Brooks Reitz opening Leon's and St. Alban on Upper King with Tim Mink

Getting some skin in the game

Posted by Stephanie Barna on Tue, Nov 19, 2013 at 11:51 AM

Brooks Reitz’s last day as manager of the Ordinary was Sunday. Today, he is ready to announce his next venture, or rather ventures. Reitz is partnering with restaurateur Tim Mink to open two new places on Upper King Street. These will not be a part of Mink's established REV restaurant group, which includes Taco Boy, Closed for Business, and Monza. Reitz says each restaurant is owned separately under a different LLC.
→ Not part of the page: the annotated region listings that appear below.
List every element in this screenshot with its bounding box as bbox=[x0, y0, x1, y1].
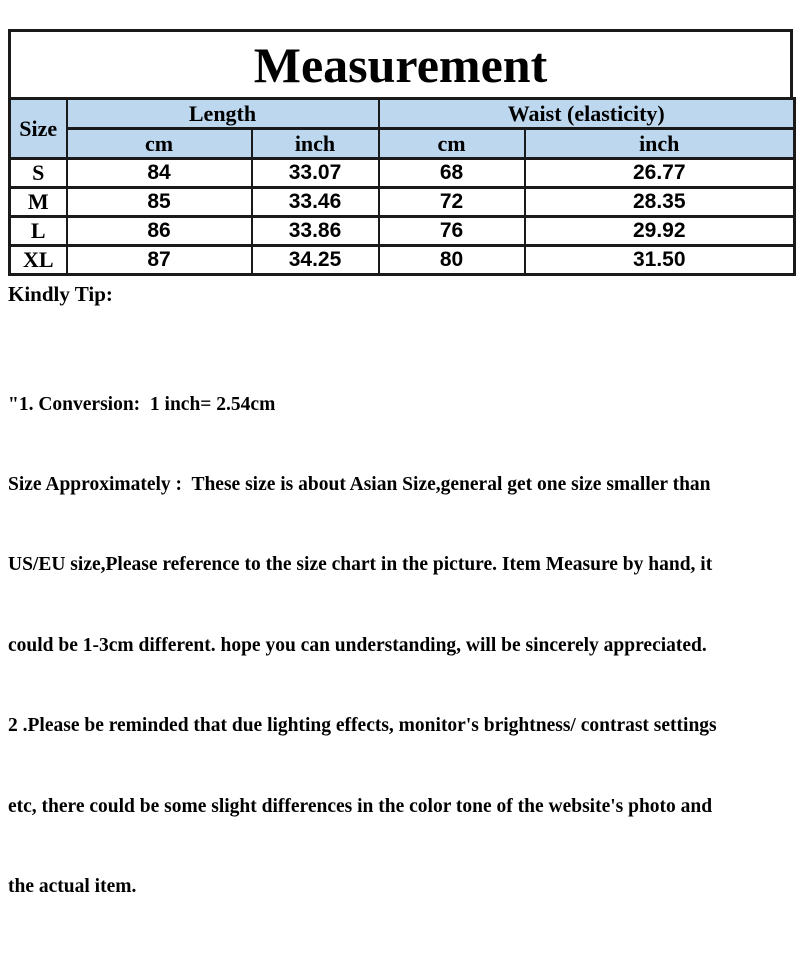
waist-inch-value: 31.50 bbox=[525, 246, 795, 275]
waist-cm-header: cm bbox=[379, 129, 525, 159]
length-inch-header: inch bbox=[252, 129, 379, 159]
tip-paragraph bbox=[8, 338, 800, 954]
title-box bbox=[8, 29, 793, 97]
waist-cm-value: 68 bbox=[379, 159, 525, 188]
tip-line: US/EU size,Please reference to the size chart in the picture. Item Measure by hand, it bbox=[8, 554, 713, 576]
waist-inch-value: 26.77 bbox=[525, 159, 795, 188]
length-cm-header: cm bbox=[67, 129, 252, 159]
table-row-xl bbox=[10, 246, 795, 275]
waist-inch-value: 28.35 bbox=[525, 188, 795, 217]
waist-inch-header: inch bbox=[525, 129, 795, 159]
waist-cm-value: 76 bbox=[379, 217, 525, 246]
size-label: S bbox=[10, 159, 67, 188]
size-column-header: Size bbox=[10, 99, 67, 159]
tip-line: Size Approximately : These size is about Asian Size,general get one size smaller than bbox=[8, 473, 711, 495]
table-row-s bbox=[10, 159, 795, 188]
length-inch-value: 33.86 bbox=[252, 217, 379, 246]
length-inch-value: 33.46 bbox=[252, 188, 379, 217]
waist-cm-value: 80 bbox=[379, 246, 525, 275]
tip-line: could be 1-3cm different. hope you can understanding, will be sincerely appreciated. bbox=[8, 634, 707, 656]
tip-line: etc, there could be some slight differences in the color tone of the website's photo and bbox=[8, 795, 713, 817]
length-group-header: Length bbox=[67, 99, 379, 129]
tip-line: "1. Conversion: 1 inch= 2.54cm bbox=[8, 393, 276, 415]
length-cm-value: 86 bbox=[67, 217, 252, 246]
table-header-row-groups bbox=[10, 99, 795, 129]
kindly-tip-heading: Kindly Tip: bbox=[8, 282, 113, 306]
page-title: Measurement bbox=[253, 36, 548, 93]
length-inch-value: 34.25 bbox=[252, 246, 379, 275]
table-row-m bbox=[10, 188, 795, 217]
tip-line: 2 .Please be reminded that due lighting effects, monitor's brightness/ contrast settings bbox=[8, 715, 717, 737]
notes-section bbox=[8, 282, 800, 954]
size-label: L bbox=[10, 217, 67, 246]
size-label: M bbox=[10, 188, 67, 217]
length-cm-value: 84 bbox=[67, 159, 252, 188]
length-cm-value: 87 bbox=[67, 246, 252, 275]
size-chart-table bbox=[8, 97, 796, 276]
waist-group-header: Waist (elasticity) bbox=[379, 99, 795, 129]
tip-line: the actual item. bbox=[8, 875, 137, 897]
measurement-sheet bbox=[8, 29, 793, 954]
length-cm-value: 85 bbox=[67, 188, 252, 217]
waist-inch-value: 29.92 bbox=[525, 217, 795, 246]
size-label: XL bbox=[10, 246, 67, 275]
waist-cm-value: 72 bbox=[379, 188, 525, 217]
table-header-row-units bbox=[10, 129, 795, 159]
table-row-l bbox=[10, 217, 795, 246]
length-inch-value: 33.07 bbox=[252, 159, 379, 188]
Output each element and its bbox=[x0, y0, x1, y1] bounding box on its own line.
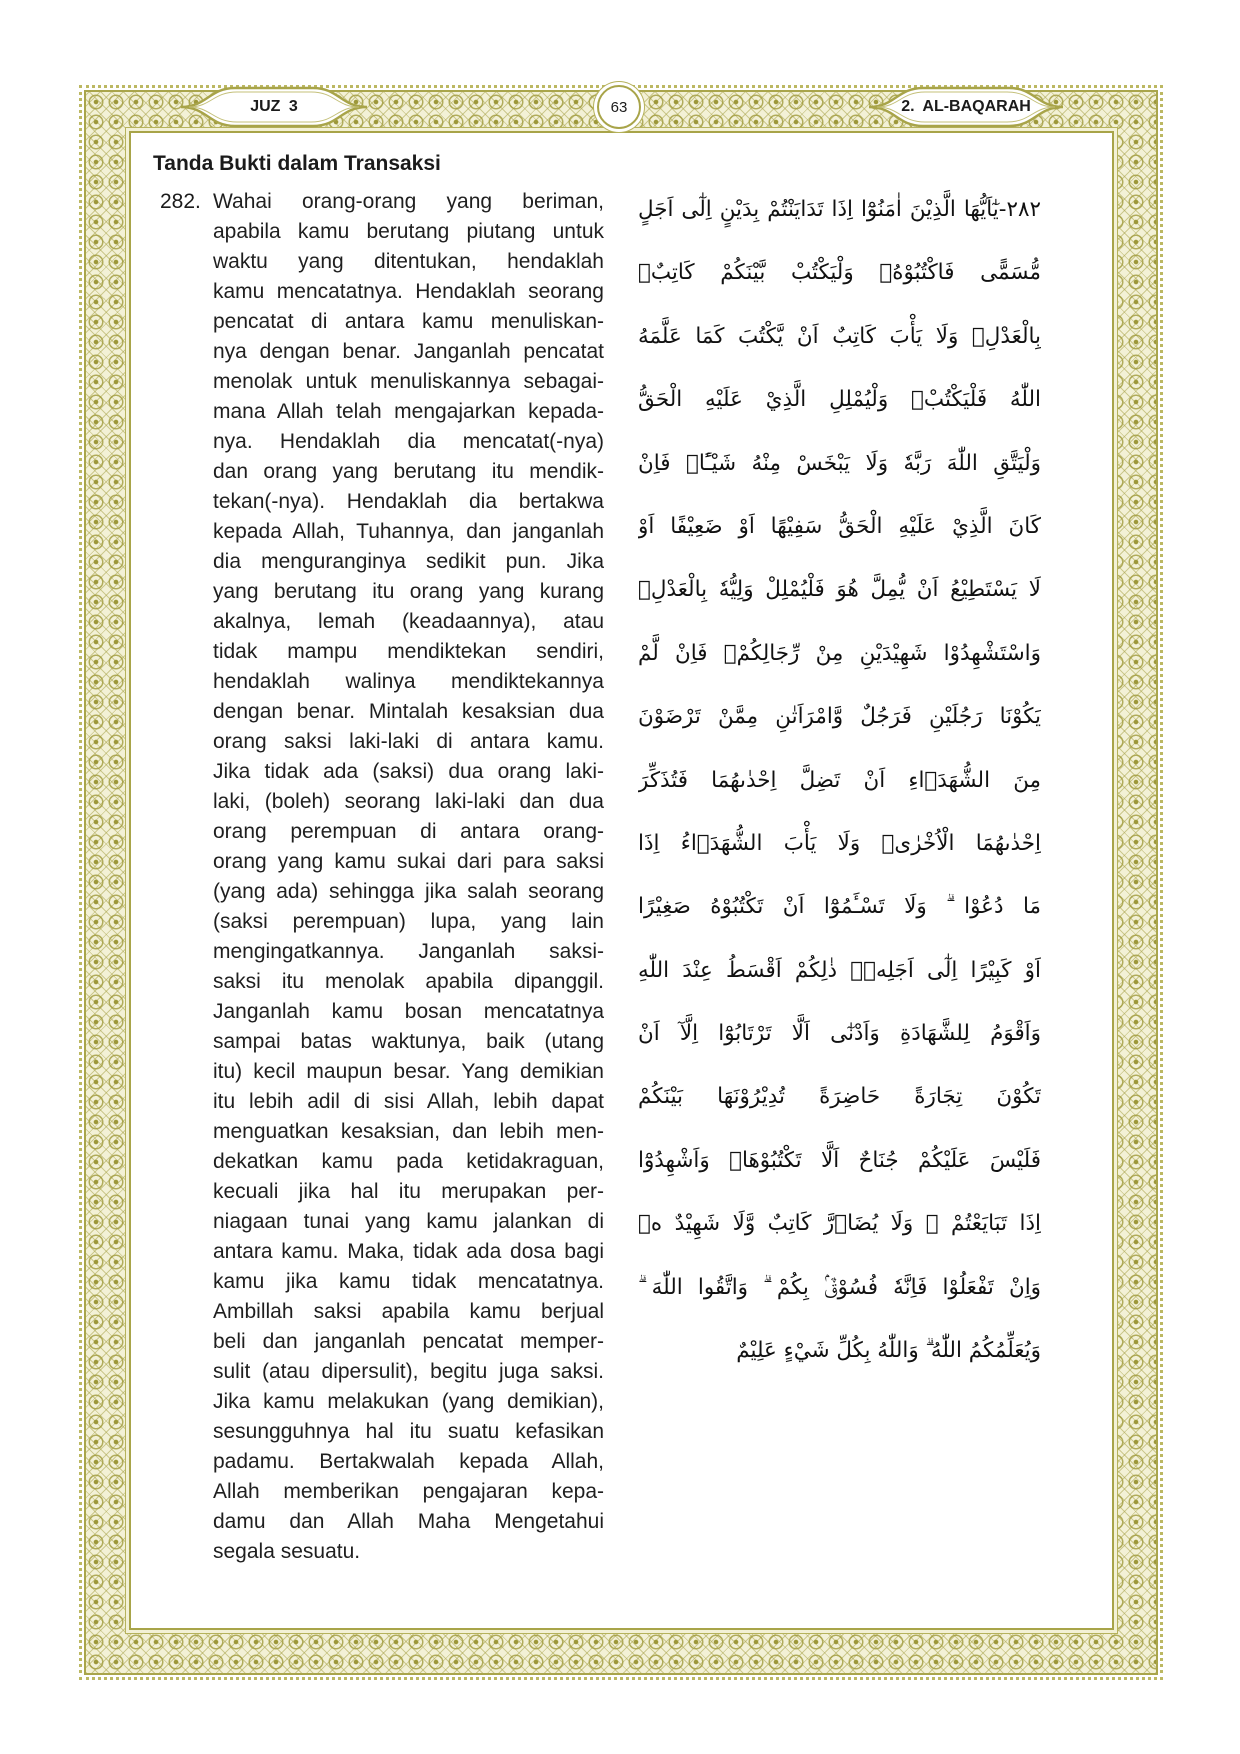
arabic-line bbox=[638, 1192, 1041, 1255]
arabic-line-text: بِالْعَدْلِۖ وَلَا يَأْبَ كَاتِبٌ اَنْ يَّكْتُبَ كَمَا عَلَّمَهُ bbox=[638, 323, 1041, 349]
translation-line: hendaklah walinya mendiktekannya bbox=[213, 670, 604, 693]
translation-line: itu lebih adil di sisi Allah, lebih dapat bbox=[213, 1090, 604, 1113]
translation-line: laki, (boleh) seorang laki-laki dan dua bbox=[213, 790, 604, 813]
arabic-line bbox=[638, 178, 1041, 241]
arabic-line bbox=[638, 685, 1041, 748]
translation-line: tidak mampu mendiktekan sendiri, bbox=[213, 640, 604, 663]
translation-line: Ambillah saksi apabila kamu berjual bbox=[213, 1300, 604, 1323]
translation-line: waktu yang ditentukan, hendaklah bbox=[213, 250, 604, 273]
section-title: Tanda Bukti dalam Transaksi bbox=[153, 152, 441, 175]
arabic-line-text: كَانَ الَّذِيْ عَلَيْهِ الْحَقُّ سَفِيْهًا اَوْ ضَعِيْفًا اَوْ bbox=[638, 513, 1041, 539]
translation-line: dan orang yang berutang itu mendik- bbox=[213, 460, 604, 483]
juz-label-badge bbox=[179, 85, 369, 129]
arabic-line bbox=[638, 495, 1041, 558]
arabic-line bbox=[638, 1319, 1041, 1382]
arabic-line bbox=[638, 1129, 1041, 1192]
arabic-line bbox=[638, 812, 1041, 875]
arabic-line bbox=[638, 875, 1041, 938]
translation-line: dengan benar. Mintalah kesaksian dua bbox=[213, 700, 604, 723]
arabic-line bbox=[638, 1256, 1041, 1319]
arabic-line-text: اِحْدٰىهُمَا الْاُخْرٰىۗ وَلَا يَأْبَ الشُّهَدَۤاءُ اِذَا bbox=[638, 830, 1041, 856]
translation-line: niagaan tunai yang kamu jalankan di bbox=[213, 1210, 604, 1233]
surah-label: 2. AL-BAQARAH bbox=[901, 98, 1031, 115]
arabic-line-text: اَوْ كَبِيْرًا اِلٰٓى اَجَلِهٖۗ ذٰلِكُمْ اَقْسَطُ عِنْدَ اللّٰهِ bbox=[638, 957, 1041, 983]
translation-line: nya. Hendaklah dia mencatat(-nya) bbox=[213, 430, 604, 453]
translation-line: kamu jika kamu tidak mencatatnya. bbox=[213, 1270, 604, 1293]
translation-line: mana Allah telah mengajarkan kepada- bbox=[213, 400, 604, 423]
translation-line: apabila kamu berutang piutang untuk bbox=[213, 220, 604, 243]
arabic-line-text: مِنَ الشُّهَدَۤاءِ اَنْ تَضِلَّ اِحْدٰىهُمَا فَتُذَكِّرَ bbox=[638, 767, 1041, 793]
translation-line: segala sesuatu. bbox=[213, 1540, 361, 1563]
translation-line: padamu. Bertakwalah kepada Allah, bbox=[213, 1450, 604, 1473]
arabic-line-text: اِذَا تَبَايَعْتُمْ ۖ وَلَا يُضَاۤرَّ كَاتِبٌ وَّلَا شَهِيْدٌ ەۗ bbox=[638, 1211, 1041, 1237]
arabic-line bbox=[638, 305, 1041, 368]
arabic-line-text: اللّٰهُ فَلْيَكْتُبْۚ وَلْيُمْلِلِ الَّذِيْ عَلَيْهِ الْحَقُّ bbox=[638, 387, 1041, 413]
translation-line: damu dan Allah Maha Mengetahui bbox=[213, 1510, 604, 1533]
translation-line: Jika kamu melakukan (yang demikian), bbox=[213, 1390, 604, 1413]
arabic-line-text: يَكُوْنَا رَجُلَيْنِ فَرَجُلٌ وَّامْرَاَتٰنِ مِمَّنْ تَرْضَوْنَ bbox=[638, 704, 1041, 730]
arabic-line bbox=[638, 749, 1041, 812]
translation-line: yang berutang itu orang yang kurang bbox=[213, 580, 604, 603]
arabic-line bbox=[638, 1065, 1041, 1128]
arabic-line bbox=[638, 622, 1041, 685]
translation-line: orang yang kamu sukai dari para saksi bbox=[213, 850, 604, 873]
verse-number: 282. bbox=[160, 190, 201, 213]
translation-line: mengingatkannya. Janganlah saksi- bbox=[213, 940, 604, 963]
translation-line: orang perempuan di antara orang- bbox=[213, 820, 604, 843]
translation-line: akalnya, lemah (keadaannya), atau bbox=[213, 610, 604, 633]
arabic-line-text: وَاسْتَشْهِدُوْا شَهِيْدَيْنِ مِنْ رِّجَالِكُمْۚ فَاِنْ لَّمْ bbox=[638, 640, 1041, 666]
translation-line: menguatkan kesaksian, dan lebih men- bbox=[213, 1120, 604, 1143]
arabic-line-text: وَاِنْ تَفْعَلُوْا فَاِنَّهٗ فُسُوْقٌۢ بِكُمْ ۗ وَاتَّقُوا اللّٰهَ ۗ bbox=[638, 1274, 1041, 1300]
translation-line: Wahai orang-orang yang beriman, bbox=[213, 190, 604, 213]
arabic-line bbox=[638, 241, 1041, 304]
arabic-line-text: وَاَقْوَمُ لِلشَّهَادَةِ وَاَدْنٰٓى اَلَّا تَرْتَابُوْٓا اِلَّآ اَنْ bbox=[638, 1021, 1041, 1047]
translation-line: pencatat di antara kamu menuliskan- bbox=[213, 310, 604, 333]
translation-line: nya dengan benar. Janganlah pencatat bbox=[213, 340, 604, 363]
arabic-line-text: لَا يَسْتَطِيْعُ اَنْ يُّمِلَّ هُوَ فَلْيُمْلِلْ وَلِيُّهٗ بِالْعَدْلِۗ bbox=[638, 577, 1041, 603]
translation-line: orang saksi laki-laki di antara kamu. bbox=[213, 730, 604, 753]
translation-line: tekan(-nya). Hendaklah dia bertakwa bbox=[213, 490, 604, 513]
arabic-line-text: وَيُعَلِّمُكُمُ اللّٰهُ ۗ وَاللّٰهُ بِكُلِّ شَيْءٍ عَلِيْمٌ bbox=[736, 1338, 1041, 1364]
juz-label: JUZ 3 bbox=[250, 98, 298, 115]
translation-line: sulit (atau dipersulit), begitu juga saksi. bbox=[213, 1360, 604, 1383]
translation-line: dia menguranginya sedikit pun. Jika bbox=[213, 550, 604, 573]
arabic-line bbox=[638, 558, 1041, 621]
translation-line: kepada Allah, Tuhannya, dan janganlah bbox=[213, 520, 604, 543]
translation-line: Janganlah kamu bosan mencatatnya bbox=[213, 1000, 604, 1023]
arabic-line-text: وَلْيَتَّقِ اللّٰهَ رَبَّهٗ وَلَا يَبْخَسْ مِنْهُ شَيْـًٔاۗ فَاِنْ bbox=[638, 450, 1041, 476]
translation-line: itu) kecil maupun besar. Yang demikian bbox=[213, 1060, 604, 1083]
translation-line: saksi itu menolak apabila dipanggil. bbox=[213, 970, 604, 993]
page-number: 63 bbox=[597, 85, 641, 129]
translation-line: sampai batas waktunya, baik (utang bbox=[213, 1030, 604, 1053]
translation-line: sesungguhnya hal itu suatu kefasikan bbox=[213, 1420, 604, 1443]
translation-line: (saksi perempuan) lupa, yang lain bbox=[213, 910, 604, 933]
arabic-line-text: ٢٨٢-يٰٓاَيُّهَا الَّذِيْنَ اٰمَنُوْٓا اِذَا تَدَايَنْتُمْ بِدَيْنٍ اِلٰٓى اَجَلٍ bbox=[638, 197, 1041, 222]
translation-line: kamu mencatatnya. Hendaklah seorang bbox=[213, 280, 604, 303]
translation-line: Jika tidak ada (saksi) dua orang laki- bbox=[213, 760, 604, 783]
arabic-verse-text bbox=[638, 178, 1041, 1382]
arabic-line bbox=[638, 939, 1041, 1002]
arabic-line bbox=[638, 368, 1041, 431]
translation-line: kecuali jika hal itu merupakan per- bbox=[213, 1180, 604, 1203]
translation-line: antara kamu. Maka, tidak ada dosa bagi bbox=[213, 1240, 604, 1263]
arabic-line bbox=[638, 432, 1041, 495]
translation-line: Allah memberikan pengajaran kepa- bbox=[213, 1480, 604, 1503]
translation-line: beli dan janganlah pencatat memper- bbox=[213, 1330, 604, 1353]
arabic-line-text: مُّسَمًّى فَاكْتُبُوْهُۗ وَلْيَكْتُبْ بَّيْنَكُمْ كَاتِبٌۢ bbox=[638, 260, 1041, 286]
arabic-line bbox=[638, 1002, 1041, 1065]
arabic-line-text: مَا دُعُوْا ۗ وَلَا تَسْـَٔمُوْٓا اَنْ تَكْتُبُوْهُ صَغِيْرًا bbox=[638, 894, 1041, 920]
translation-line: menolak untuk menuliskannya sebagai- bbox=[213, 370, 604, 393]
translation-text bbox=[213, 187, 604, 1567]
translation-line: (yang ada) sehingga jika salah seorang bbox=[213, 880, 604, 903]
arabic-line-text: فَلَيْسَ عَلَيْكُمْ جُنَاحٌ اَلَّا تَكْتُبُوْهَاۗ وَاَشْهِدُوْٓا bbox=[638, 1147, 1041, 1173]
surah-label-badge bbox=[867, 85, 1065, 129]
translation-line: dekatkan kamu pada ketidakraguan, bbox=[213, 1150, 604, 1173]
arabic-line-text: تَكُوْنَ تِجَارَةً حَاضِرَةً تُدِيْرُوْنَهَا بَيْنَكُمْ bbox=[638, 1084, 1041, 1110]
Leon’s, at 698 King St., will be a fried chicken and fish joint with a menu of raw and chargrilled oysters.

Leon's — before
  • Leon's — before

“It’ll be high-energy with lots of draft beer but no craft cocktails,” he says. “You can sit down, order some easy stuff, and be part of a great vibe.”

It’ll be the kind of place that makes you feel good — sexy. “That’s what a good restaurant can do,” says Reitz, who says venues like Pizza East in London inspired him. “I’m interested in getting into things that are scruffy and high-energy. … In London, what I loved is these great places we went, the food is very simple. It’s just a restaurant but it’s a fun restaurant.”

The second venture for Reitz and Mink will be a “gathering place” called St. Alban, in the vein of an all-day European café. In the morning, you can stop in for a cup of coffee and some pastries. By the afternoon, you can get some cheese and antipasto and in the early evening some wine, a glass of sherry or a beer, and basic food offerings. It will be going into a space located at 710 King St. — with plenty of parking.

click to enlarge The plans for St. Alban
  • The plans for St. Alban


“There’s no coffee shop in that corridor on King Street between Wagener Terrace and downtown, and we want to cater to that young, professional neighborhood,” he says.

For Reitz, this move is all part of his long-term plan. In college he studied drama and English but made a conscious choice to pursue a hospitality career. He’s been managing restaurants since he was 21.

click to enlarge Brooks Reitz as a young cocktail expert at FIG
  • Brooks Reitz as a young cocktail expert at FIG
After  working at Proof in Louisville, Ky., and acquiring some serious cocktail skills, Reitz moved to Charleston five years ago to work at FIG, eventually taking over as manager and then helping open the Ordinary a year ago.

While managing Charleston’s top restaurants, Reitz established Jack Rudy Cocktail Co., crafting small-batch tonic and grenadine. That company’s success has allowed him to make this next move — “and get some skin in the game.”

“I won’t be the general manager at either of these places,” he says. “I will be present, but I won’t have the same role I had at FIG and the Ordinary. I’m a little burned out with that part of it, but there’s nothing more exciting than being in a restaurant.”

On the horizon, Reitz hopes to parlay this experience creating these two new restaurants into a design consulting business. He already has a great connection with Michael Bonadies, a hotelier and restaurateur who hires him to develop concepts and find designers for big budget projects (big in the sense of Middle East hotels). The ambitious Reitz sees design work as a future direction for his new partnership with Mink, and they’ve already created a firm called Neighbourhood, whose first task is designing Leon’s and St. Alban.

The two restaurants are currently in the permitting and approval stages and Reitz hopes for them to be open by the first of the year.